Strong quarter: Revenue grew 129% yoy to Rs5.8bn, above our estimate of Rs5.3bn, aided by higher-than-expected revenues in the Industrials segment. Domestic revenue grew 115% to Rs2.9bn, led by a 70% volume surge. In comparison, export revenue grew 152% to Rs2.9bn, led by a 100% volume jump. EBITDA margin expanded by 600bps yoy to 24%, (Consensus est.: 21%) above estimates, led by inventory gains. Consequently, PAT increased from Rs21mn in Q2FY21 to Rs0.5bn in Q2FY22, above the estimate of Rs0.4bn.

 

Demand outlook remains robust: We expect RMKF to deliver a topline CAGR of 33% with revenue reaching Rs30bn by FY24E, driven by: 1) revenue CAGR of 37% in domestic CVs, backed by an industry CAGR of 30%. RMKF has been gaining share with its largest domestic customer Tata Motors, and the trend is expected to persist due to the proximity of its manufacturing plants to TTMT’s facilities; 2) revenue CAGR of 28% in exports, driven by growth in the underlying NA Class8 production (16% CAGR) and Europe HCVs (13% CAGR). The company is also gaining share with its largest international customer Dana Corp and other OEMs such as MAN, Scania and Iveco. It has won orders with customers like Caterpillar in the Oil & Gas segment as well; and 3) revenue CAGR of 32% in domestic industrials on order wins from Railways, Hitachi, International Tractors, etc.

 

Retain Buy with a DCF-based Dec'22 TP of Rs1,530, implying a forward EV/EBITDA of 9x.
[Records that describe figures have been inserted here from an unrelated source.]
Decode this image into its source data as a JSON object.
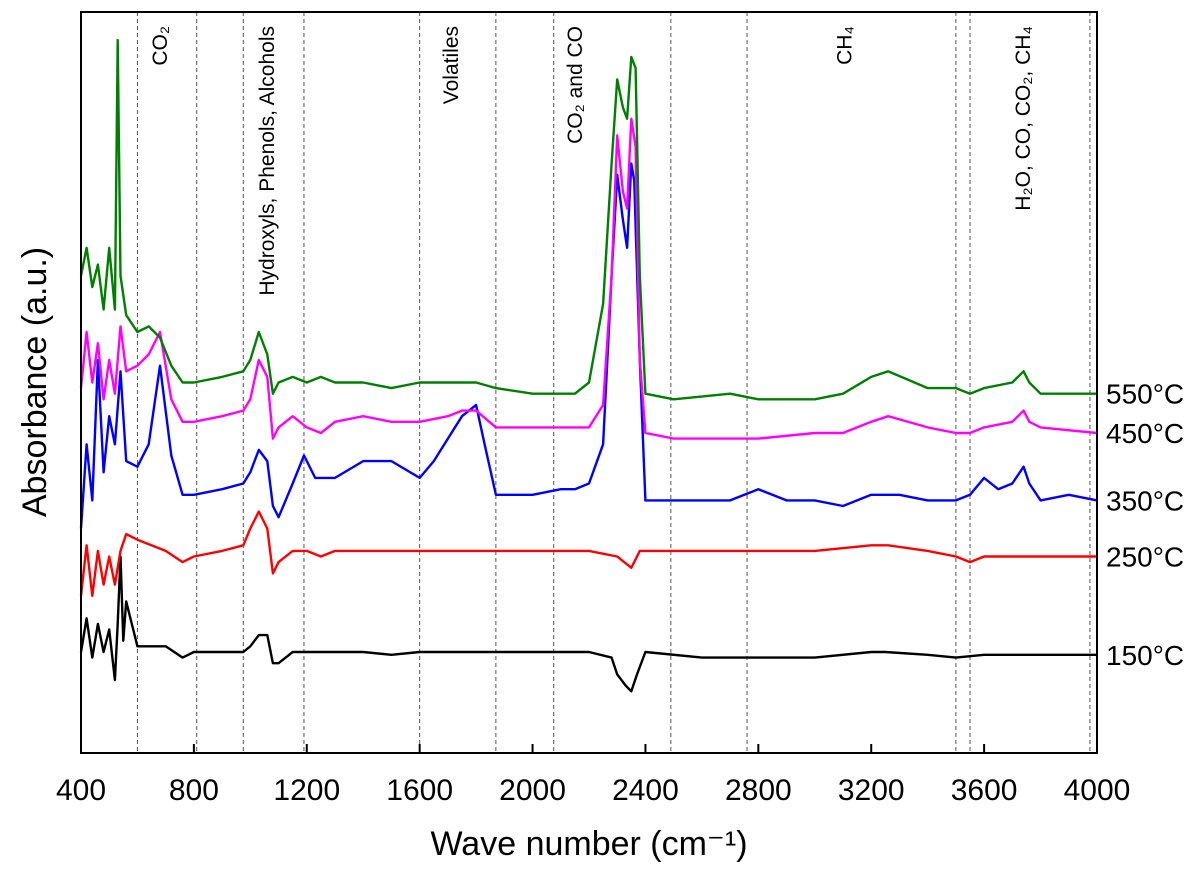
{
  "chart_data": {
    "type": "line",
    "title": "",
    "xlabel": "Wave number (cm⁻¹)",
    "ylabel": "Absorbance (a.u.)",
    "xlim": [
      400,
      4000
    ],
    "ylim": [
      -1,
      12.2
    ],
    "x_ticks": [
      400,
      800,
      1200,
      1600,
      2000,
      2400,
      2800,
      3200,
      3600,
      4000
    ],
    "x_tick_labels": [
      "400",
      "800",
      "1200",
      "1600",
      "2000",
      "2400",
      "2800",
      "3200",
      "3600",
      "4000"
    ],
    "y_ticks_shown": false,
    "grid": false,
    "vertical_reference_lines": [
      600,
      810,
      975,
      1190,
      1600,
      1870,
      2075,
      2490,
      2760,
      3500,
      3550,
      3975
    ],
    "region_labels": [
      {
        "id": "co2",
        "x": 705,
        "text": "CO₂"
      },
      {
        "id": "hydroxyls",
        "x": 1083,
        "text": "Hydroxyls, Phenols, Alcohols"
      },
      {
        "id": "volatiles",
        "x": 1735,
        "text": "Volatiles"
      },
      {
        "id": "co2-co",
        "x": 2175,
        "text": "CO₂ and CO"
      },
      {
        "id": "ch4",
        "x": 3130,
        "text": "CH₄"
      },
      {
        "id": "h2o-co-co2-ch4",
        "x": 3762,
        "text": "H₂O, CO, CO₂, CH₄"
      }
    ],
    "series": [
      {
        "name": "150°C",
        "color": "#000000",
        "x": [
          400,
          420,
          440,
          460,
          480,
          500,
          520,
          530,
          540,
          550,
          560,
          600,
          700,
          760,
          800,
          900,
          975,
          1000,
          1030,
          1060,
          1080,
          1100,
          1150,
          1200,
          1300,
          1400,
          1500,
          1600,
          1800,
          2000,
          2200,
          2280,
          2300,
          2330,
          2350,
          2370,
          2400,
          2600,
          2800,
          3000,
          3200,
          3250,
          3400,
          3500,
          3600,
          3800,
          4000
        ],
        "y": [
          0.8,
          1.4,
          0.7,
          1.3,
          0.8,
          1.2,
          0.3,
          1.3,
          2.5,
          1.0,
          1.7,
          0.9,
          0.9,
          0.7,
          0.8,
          0.8,
          0.8,
          0.9,
          1.1,
          1.1,
          0.6,
          0.6,
          0.8,
          0.8,
          0.8,
          0.8,
          0.75,
          0.8,
          0.8,
          0.8,
          0.8,
          0.7,
          0.4,
          0.2,
          0.1,
          0.4,
          0.8,
          0.7,
          0.7,
          0.7,
          0.8,
          0.8,
          0.75,
          0.7,
          0.75,
          0.75,
          0.75
        ]
      },
      {
        "name": "250°C",
        "color": "#ff0000",
        "x": [
          400,
          420,
          440,
          460,
          480,
          500,
          520,
          540,
          560,
          600,
          700,
          760,
          800,
          900,
          975,
          1000,
          1030,
          1060,
          1080,
          1100,
          1150,
          1200,
          1250,
          1300,
          1500,
          1700,
          2000,
          2200,
          2300,
          2350,
          2360,
          2380,
          2400,
          2600,
          2800,
          3000,
          3200,
          3260,
          3400,
          3500,
          3550,
          3600,
          3800,
          4000
        ],
        "y": [
          1.8,
          2.7,
          1.8,
          2.6,
          2.0,
          2.5,
          2.0,
          2.6,
          2.9,
          2.8,
          2.6,
          2.4,
          2.5,
          2.6,
          2.7,
          3.0,
          3.3,
          3.0,
          2.2,
          2.4,
          2.6,
          2.6,
          2.5,
          2.6,
          2.6,
          2.6,
          2.6,
          2.6,
          2.5,
          2.3,
          2.4,
          2.6,
          2.6,
          2.6,
          2.6,
          2.6,
          2.7,
          2.7,
          2.6,
          2.5,
          2.4,
          2.5,
          2.5,
          2.5
        ]
      },
      {
        "name": "350°C",
        "color": "#0000ff",
        "x": [
          400,
          420,
          440,
          460,
          480,
          500,
          520,
          540,
          560,
          600,
          640,
          680,
          720,
          760,
          800,
          900,
          975,
          1000,
          1030,
          1060,
          1080,
          1100,
          1150,
          1190,
          1230,
          1300,
          1400,
          1500,
          1600,
          1650,
          1700,
          1750,
          1800,
          1830,
          1870,
          2000,
          2100,
          2150,
          2200,
          2250,
          2280,
          2300,
          2320,
          2335,
          2350,
          2360,
          2380,
          2400,
          2500,
          2700,
          2800,
          2900,
          3000,
          3100,
          3200,
          3300,
          3400,
          3500,
          3550,
          3600,
          3650,
          3700,
          3740,
          3760,
          3800,
          3900,
          4000
        ],
        "y": [
          3.0,
          4.5,
          3.5,
          6.0,
          4.0,
          5.0,
          4.5,
          5.8,
          4.2,
          4.1,
          4.5,
          5.9,
          4.3,
          3.6,
          3.6,
          3.7,
          3.8,
          4.0,
          4.4,
          4.2,
          3.4,
          3.2,
          3.8,
          4.3,
          3.9,
          3.9,
          4.2,
          4.2,
          3.9,
          4.2,
          4.6,
          5.0,
          5.2,
          4.5,
          3.6,
          3.6,
          3.7,
          3.7,
          3.8,
          4.5,
          7.5,
          9.3,
          8.5,
          8.0,
          9.5,
          9.2,
          6.0,
          3.5,
          3.5,
          3.5,
          3.7,
          3.5,
          3.5,
          3.4,
          3.6,
          3.6,
          3.5,
          3.5,
          3.6,
          3.9,
          3.7,
          3.8,
          4.1,
          3.8,
          3.5,
          3.6,
          3.5
        ]
      },
      {
        "name": "450°C",
        "color": "#ff00ff",
        "x": [
          400,
          420,
          440,
          460,
          480,
          500,
          520,
          540,
          560,
          600,
          640,
          680,
          720,
          760,
          800,
          900,
          975,
          1000,
          1030,
          1060,
          1080,
          1100,
          1150,
          1200,
          1250,
          1300,
          1400,
          1500,
          1600,
          1700,
          1750,
          1800,
          1870,
          2000,
          2200,
          2250,
          2280,
          2300,
          2320,
          2335,
          2350,
          2365,
          2380,
          2400,
          2500,
          2700,
          2800,
          3000,
          3100,
          3200,
          3260,
          3400,
          3500,
          3550,
          3600,
          3700,
          3740,
          3760,
          3800,
          4000
        ],
        "y": [
          5.5,
          6.5,
          5.6,
          6.3,
          5.3,
          6.0,
          5.4,
          6.6,
          5.8,
          5.9,
          6.1,
          6.5,
          5.3,
          4.9,
          4.9,
          5.0,
          5.1,
          5.3,
          6.0,
          5.7,
          4.6,
          4.8,
          5.0,
          4.8,
          4.7,
          4.9,
          5.0,
          4.9,
          4.9,
          5.0,
          5.1,
          5.1,
          4.8,
          4.8,
          4.8,
          5.2,
          7.5,
          10.0,
          9.0,
          8.7,
          10.3,
          9.8,
          6.0,
          4.7,
          4.6,
          4.6,
          4.6,
          4.7,
          4.7,
          4.9,
          5.0,
          4.8,
          4.7,
          4.7,
          4.8,
          4.9,
          5.1,
          4.9,
          4.8,
          4.7
        ]
      },
      {
        "name": "550°C",
        "color": "#008000",
        "x": [
          400,
          420,
          440,
          460,
          480,
          500,
          520,
          530,
          540,
          560,
          600,
          640,
          680,
          720,
          760,
          800,
          900,
          975,
          1000,
          1030,
          1060,
          1080,
          1100,
          1150,
          1200,
          1250,
          1300,
          1400,
          1500,
          1600,
          1700,
          1800,
          1870,
          2000,
          2150,
          2200,
          2250,
          2280,
          2300,
          2320,
          2335,
          2350,
          2365,
          2380,
          2400,
          2500,
          2700,
          2800,
          3000,
          3100,
          3200,
          3260,
          3400,
          3500,
          3550,
          3600,
          3700,
          3740,
          3760,
          3800,
          4000
        ],
        "y": [
          7.5,
          8.0,
          7.3,
          7.7,
          6.9,
          8.0,
          6.9,
          11.7,
          7.5,
          6.8,
          6.5,
          6.6,
          6.4,
          5.9,
          5.6,
          5.6,
          5.7,
          5.8,
          6.0,
          6.5,
          6.1,
          5.4,
          5.6,
          5.7,
          5.6,
          5.7,
          5.6,
          5.6,
          5.5,
          5.6,
          5.6,
          5.6,
          5.5,
          5.4,
          5.4,
          5.6,
          7.0,
          9.5,
          11.0,
          10.5,
          10.3,
          11.4,
          11.2,
          7.5,
          5.4,
          5.3,
          5.4,
          5.3,
          5.3,
          5.4,
          5.7,
          5.8,
          5.5,
          5.5,
          5.4,
          5.5,
          5.6,
          5.8,
          5.6,
          5.4,
          5.4
        ]
      }
    ]
  }
}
Operating leverage, B/S deleveraging, diversification and continued order wins/flows are likely to put RMKF on a sustainable path of profitability. ROE is likely to rise from a low of 3% in FY21 to 23% in FY24E, driven by better margins and asset turnover. Key risks: Delay in auto sector/macro recovery, client concentration risk and adverse currency.